A magical spell, Palin realized. His vision blurred, and tears streamed down his cheeks as he attempted to see through the dazzling light into the portal. The multicolored lights began to whirl madly, spinning around the outside of the great, gaping, twisting void within the center of the portal.
Growing dizzy, Palin clutched the staff and kept his gaze on the void within. The darkness moved! It began to swirl, circling around an eye of deeper darkness within its center, like a maelstrom without substance or form.
Round... and round... and round... sucking the air from the laboratory up in its mouth, sucking up the dust, and the light of the staff....
“No!” Palin cried, realizing in horror that it was sucking him in as well!
Struggling, he fought against it, but the force was irresistible. Helpless as a babe trying to stop his own birth, Palin was drawn inside the dazzling light, the writhing darkness. The dragon’s heads shrieked a paean to their Dark Queen. Their weight crushed Palin’s body, then their talons pulled him apart, limb by limb. Fire burst upon him, burning his flesh from his bones.
Waters swirled over him; he was drowning. He screamed without sound, though he could hear his voice. He was dying, and he was thankful he was dying, for the pain would end.
His heart burst.
Chapter Eight
Everything stopped. The light, the pain.
Everything was silent.
Palin was lying facedown, the Staff of Magius still clutched in his hand.
Opening his eyes, he saw the light of the staff shining silver, gleaming cold and pure. He felt no pain, his breathing was relaxed and normal, and his heartbeat steady, his body whole and unharmed. But he wasn’t lying on the floor of the laboratory. He was in sand! Or so it seemed. Glancing around, slowly rising to his feet, he saw that he was in a strange land—flat, like a desert, with no distinguishing features of any type. It was completely empty, barren. The landscape stretched on and on endlessly as far as he could see. Puzzled, he looked around. He had never been here before, yet it was familiar. The ground was an odd color—a kind of muted pink, the same color as the sky. His father’s voice came to him,
Palin closed his eyes to blot out the horror of realization as fear surged over him in a suffocating wave, robbing him of breath or even the power to stand.
“The Abyss,' he murmured, his shaking hand holding the staff for support.
“Palin—” The voice broke off in a choked cry.
Palin’s eyes flared open, startled at hearing his name, alarmed by the sound of desperation in the voice.
Turning around, stumbling in the sand, the young man looked in the direction of that terrible sound and saw, rising up before him, a stone wall where no wall had been only seconds previously. Two undead figures walked toward the wall, dragging something between them. The “something” was human, Palin could see, human and living! It struggled in its captors' grasp, as though trying to escape, but resistance was useless against those whose strength came from beyond the grave.
The three drew nearer the wall, which was, apparently, their destination, for one pointed to it and laughed. The human ceased his struggles for a moment.
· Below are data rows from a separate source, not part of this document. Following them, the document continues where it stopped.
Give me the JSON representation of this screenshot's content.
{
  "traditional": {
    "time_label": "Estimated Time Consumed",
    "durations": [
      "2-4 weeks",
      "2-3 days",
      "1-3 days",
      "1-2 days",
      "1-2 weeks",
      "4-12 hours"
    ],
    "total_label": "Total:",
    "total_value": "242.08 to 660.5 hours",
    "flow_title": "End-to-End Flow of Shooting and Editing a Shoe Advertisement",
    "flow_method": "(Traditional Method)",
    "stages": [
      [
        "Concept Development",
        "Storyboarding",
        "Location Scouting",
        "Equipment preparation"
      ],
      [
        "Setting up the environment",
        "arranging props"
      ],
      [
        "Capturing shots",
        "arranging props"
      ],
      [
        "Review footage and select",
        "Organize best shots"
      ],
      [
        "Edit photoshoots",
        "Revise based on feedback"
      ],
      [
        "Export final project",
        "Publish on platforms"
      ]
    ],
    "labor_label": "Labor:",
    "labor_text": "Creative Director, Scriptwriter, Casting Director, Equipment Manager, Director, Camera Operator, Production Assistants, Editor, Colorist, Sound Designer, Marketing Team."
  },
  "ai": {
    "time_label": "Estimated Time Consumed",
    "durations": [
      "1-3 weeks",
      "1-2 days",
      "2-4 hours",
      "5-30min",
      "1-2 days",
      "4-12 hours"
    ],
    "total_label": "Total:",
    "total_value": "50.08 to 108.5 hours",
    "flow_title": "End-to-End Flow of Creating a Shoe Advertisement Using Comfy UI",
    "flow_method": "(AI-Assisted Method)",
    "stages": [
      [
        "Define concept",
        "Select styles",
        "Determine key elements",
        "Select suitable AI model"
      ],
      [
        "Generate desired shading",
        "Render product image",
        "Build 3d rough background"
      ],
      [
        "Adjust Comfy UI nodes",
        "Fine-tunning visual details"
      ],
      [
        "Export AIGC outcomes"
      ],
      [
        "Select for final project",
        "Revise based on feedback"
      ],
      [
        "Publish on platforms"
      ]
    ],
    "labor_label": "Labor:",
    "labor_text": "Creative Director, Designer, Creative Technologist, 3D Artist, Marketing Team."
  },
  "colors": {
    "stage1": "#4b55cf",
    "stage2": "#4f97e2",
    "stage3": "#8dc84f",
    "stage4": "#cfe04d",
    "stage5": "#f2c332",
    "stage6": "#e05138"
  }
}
Lifting his head, he looked directly at Palin.
Golden skin, eyes the shape of hourglasses ...
“Uncle?” Palin breathed, starting to take a step forward.
But the figure shook its head, making an almost imperceptible movement with one of its slender hands as though saying, “Not now!”
Palin realized suddenly that he was standing out in the open, alone in the Abyss, with nothing to protect him but the Staff of Magius—a staff whose magic he had no idea how to use. The undead, intent upon their struggling captive, had not noticed him yet, but it would be only a matter of time.
Frightened and frustrated, Palin looked about hopelessly for someplace to hide. To his amazement, a thick bush sprang up out of nowhere, almost as if he had summoned it into being.
Without stopping to think why or how it was there, the young man ducked swiftly behind the bush, covering the crystal on the staff with his hand in an attempt to keep its light from giving him away. Then he peered cautiously out into the pinkish, burning land.
The undead had hauled their captive to the wall that stood in the middle of the sand. Manacles appeared on the wall at a spoken word of command.
Hoisting their captive up into the air with their incredible strength, the undead fastened Raistlin to the wall by his wrists. Then, with mocking bows, they left him there, hanging from the wall, his black robes stirring in the hot breeze.